Hygiene muss verbessert werden, um Cholera zu stoppen

Sobald die ersten Personen sich durch schmutziges Wasser oder Nahrung mit Cholera angesteckt haben, breitet sich die Krankheit schnell aus. Die Ausbreitung wird beschleunigt durch schlechte Hygiene, einen Mangel an Latrinen und Abwasser, das nicht sorgfältig entsorgt wird. Die Krankheit kann nur durch eine Verbesserung der Hygienebedingungen gestoppt werden. Man kann Cholera-Patienten einfach und effektiv behandeln, indem man die durch das Übergeben und den Durchfall verlorene Flüssigkeit sowie Salze sofort ersetzt. Cholera-Patienten erhalten deshalb als Sofortmaßnahme orale Rehydrierungslösungen. Bei schweren Erkrankungen ist eine intravenöse Verabreichung von Flüssigkeit notwendig; manchmal werden auch Antibiotika verabreicht.

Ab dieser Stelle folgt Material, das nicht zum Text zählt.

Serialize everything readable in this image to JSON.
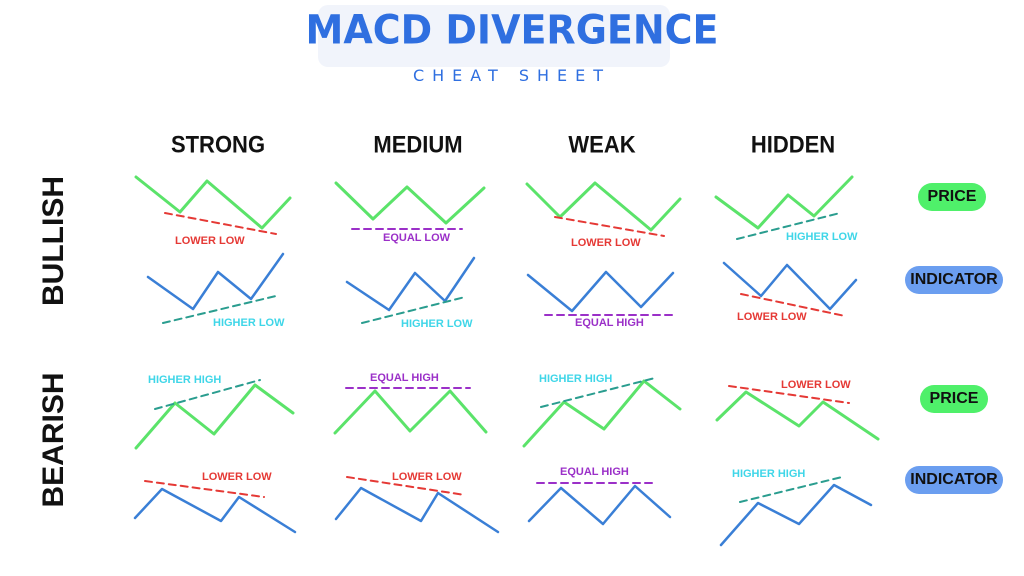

Derzeit sind 22 internationale medizinische und logistische Mitarbeiter von Ärzte ohne Grenzen in Tansania im Einsatz, sowie zahlreiche einheimische Angestellte. Ein Frachtflugzeug mit allen Materialien, die zur Errichtung der Cholera-Behandlungszentren benötigt werden, wurde bereits in das betroffene Gebiet geschickt. In Burundi selbst unterstützt Ärzte ohne Grenzen außerdem drei Gesundheitsposten nahe dem Demonstrationsort in Bujumbura, und hat die Einlieferung von Verletzten in vier Krankenhäuser ermöglicht. Gemeinsam mit dem lokalen Roten Kreuz hat das Team einen Rettungsdienst eingerichtet, um akute Fälle zu versorgen. Ein Team von Ärzte ohne Grenzen führt das bestehende Hilfsprogramm zur Behandlung von Geburtsfisteln in Gitega fort.